D’ailleurs, qui sont-ils ? C'est un point important de l'intrigue que Frankie vit dans la riche exurbie de Metro-North, entouré et étouffé par la blancheur. Le chœur a cependant été soigneusement sélectionné pour une diversité maximale. Les camarades de classe de Frankie se promènent dans Vineyard Vines, tandis que l'ensemble représente toute la cage d'escalier gothique duNotoriétéLycée des Arts du Spectacle. Chaque fois qu'ils se présentaient pour chanter la dernière panne de Mary Jane, je pensais,Je suppose qu'il y avait unLoueraudition au centre commercial Westchester.

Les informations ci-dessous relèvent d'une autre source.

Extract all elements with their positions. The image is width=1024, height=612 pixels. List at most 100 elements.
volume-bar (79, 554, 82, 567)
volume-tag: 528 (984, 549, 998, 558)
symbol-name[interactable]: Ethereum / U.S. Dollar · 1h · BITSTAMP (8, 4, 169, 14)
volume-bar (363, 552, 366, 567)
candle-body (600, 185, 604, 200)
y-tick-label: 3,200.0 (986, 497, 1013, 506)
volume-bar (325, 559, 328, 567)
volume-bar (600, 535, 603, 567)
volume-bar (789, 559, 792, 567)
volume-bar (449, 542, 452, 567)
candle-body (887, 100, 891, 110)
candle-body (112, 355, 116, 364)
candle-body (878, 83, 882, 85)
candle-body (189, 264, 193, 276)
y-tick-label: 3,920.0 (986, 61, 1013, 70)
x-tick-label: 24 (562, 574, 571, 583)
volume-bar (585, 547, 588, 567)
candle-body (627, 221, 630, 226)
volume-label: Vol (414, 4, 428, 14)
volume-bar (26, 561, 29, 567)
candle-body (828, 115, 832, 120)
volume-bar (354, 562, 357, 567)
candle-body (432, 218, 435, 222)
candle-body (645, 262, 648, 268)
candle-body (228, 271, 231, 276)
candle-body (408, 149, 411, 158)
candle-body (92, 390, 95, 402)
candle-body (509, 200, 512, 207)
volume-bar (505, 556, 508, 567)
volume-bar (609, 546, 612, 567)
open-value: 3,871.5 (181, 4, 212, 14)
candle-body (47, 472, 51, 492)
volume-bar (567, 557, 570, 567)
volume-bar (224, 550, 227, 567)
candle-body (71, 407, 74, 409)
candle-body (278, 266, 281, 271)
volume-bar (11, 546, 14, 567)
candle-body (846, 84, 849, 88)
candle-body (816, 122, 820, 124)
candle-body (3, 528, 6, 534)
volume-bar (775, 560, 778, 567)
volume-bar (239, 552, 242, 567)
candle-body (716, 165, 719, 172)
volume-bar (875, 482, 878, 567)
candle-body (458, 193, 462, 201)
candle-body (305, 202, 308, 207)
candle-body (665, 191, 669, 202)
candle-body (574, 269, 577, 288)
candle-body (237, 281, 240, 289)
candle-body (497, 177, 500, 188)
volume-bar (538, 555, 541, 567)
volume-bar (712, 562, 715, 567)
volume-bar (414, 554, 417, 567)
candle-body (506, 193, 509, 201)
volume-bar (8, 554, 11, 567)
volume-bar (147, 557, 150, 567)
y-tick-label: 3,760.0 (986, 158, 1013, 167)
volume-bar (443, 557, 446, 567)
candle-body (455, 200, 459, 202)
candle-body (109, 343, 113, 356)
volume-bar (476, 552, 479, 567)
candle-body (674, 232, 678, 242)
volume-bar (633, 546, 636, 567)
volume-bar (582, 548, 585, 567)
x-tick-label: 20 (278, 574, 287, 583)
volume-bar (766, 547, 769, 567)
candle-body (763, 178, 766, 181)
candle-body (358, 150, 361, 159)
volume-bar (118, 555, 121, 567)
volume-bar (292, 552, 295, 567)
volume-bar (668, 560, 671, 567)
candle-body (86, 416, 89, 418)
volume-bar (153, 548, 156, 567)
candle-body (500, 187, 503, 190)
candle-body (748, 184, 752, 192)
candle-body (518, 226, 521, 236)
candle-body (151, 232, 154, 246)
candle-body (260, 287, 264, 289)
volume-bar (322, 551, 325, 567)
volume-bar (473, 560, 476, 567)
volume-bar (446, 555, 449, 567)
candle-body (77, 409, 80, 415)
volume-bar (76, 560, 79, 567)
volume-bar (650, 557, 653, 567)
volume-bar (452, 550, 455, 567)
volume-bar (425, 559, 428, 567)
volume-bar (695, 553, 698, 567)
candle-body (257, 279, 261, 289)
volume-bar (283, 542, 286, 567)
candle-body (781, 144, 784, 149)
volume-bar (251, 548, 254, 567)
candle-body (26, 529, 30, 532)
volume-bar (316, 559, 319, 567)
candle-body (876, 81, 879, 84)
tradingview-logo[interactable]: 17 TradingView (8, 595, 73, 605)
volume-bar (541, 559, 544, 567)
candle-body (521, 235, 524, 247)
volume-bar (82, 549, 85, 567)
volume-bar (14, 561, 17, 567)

Et leur présence fait ressortir les pires pulsions de l'équipe. Il est juste et compréhensible d'envisager la violence armée dans une pièce contemporaine sur les adolescents, mais Paulus et Cody font l'impossible : ils rendent le moment absurde. Pendant « All I Really Want », ils font allonger toute la troupe pendant quelques secondes après les paroles « Here, can you handle this ? », tandis que les écrans montrent l’image d’un massacre dans un lycée. C'est ça. À ce stade, le spectacle s'est transformé enSamedi soir en directsketch sur un étudiant écritVitrine du club de théâtre. Nous essayons de vous fairepense, les parents et les professeurs.Ou tu ne peux pas le gérer ?
Alors d'accord, cet effort particulier est ridicule, mais au moins c'est un indice de quelque chose qui pourrait encore l'être. Morissette est un sacré musicien, et Cody écrit constamment sur les femmes qui doivent subir une intervention chirurgicale sur le terrain sur leur propre psychisme. Ils pourraient encore faire une super comédie musicale ensemble. (Alanis avait déjà fait deux albums avantPetite pilule déchiquetée; votre premier effort n'est généralement pas le meilleur.) Et si vous avez tellement faim d'Alanis que vous ne pouvez pas attendre sa prochaine tournée avec Liz Phair, cela en vaut peut-être la peine. Certes, le directeur musical Bryan Perri et le concepteur sonore Jonathan Deans ont monté le volume suffisamment haut pour que le public réagisse comme s'il s'agissait d'un concert. J'ai entendu un petit chant et les gens se sont levés au dernier cri de guitare. Nos corps tremblaient, nos oreilles étaient douloureuses...ah,Pensai-je en prenant note d'écouter un album d'Ani DiFranco sur le chemin du retour – jeune à nouveau.
Petite pilule déchiquetéeest au Théâtre Broadhurst.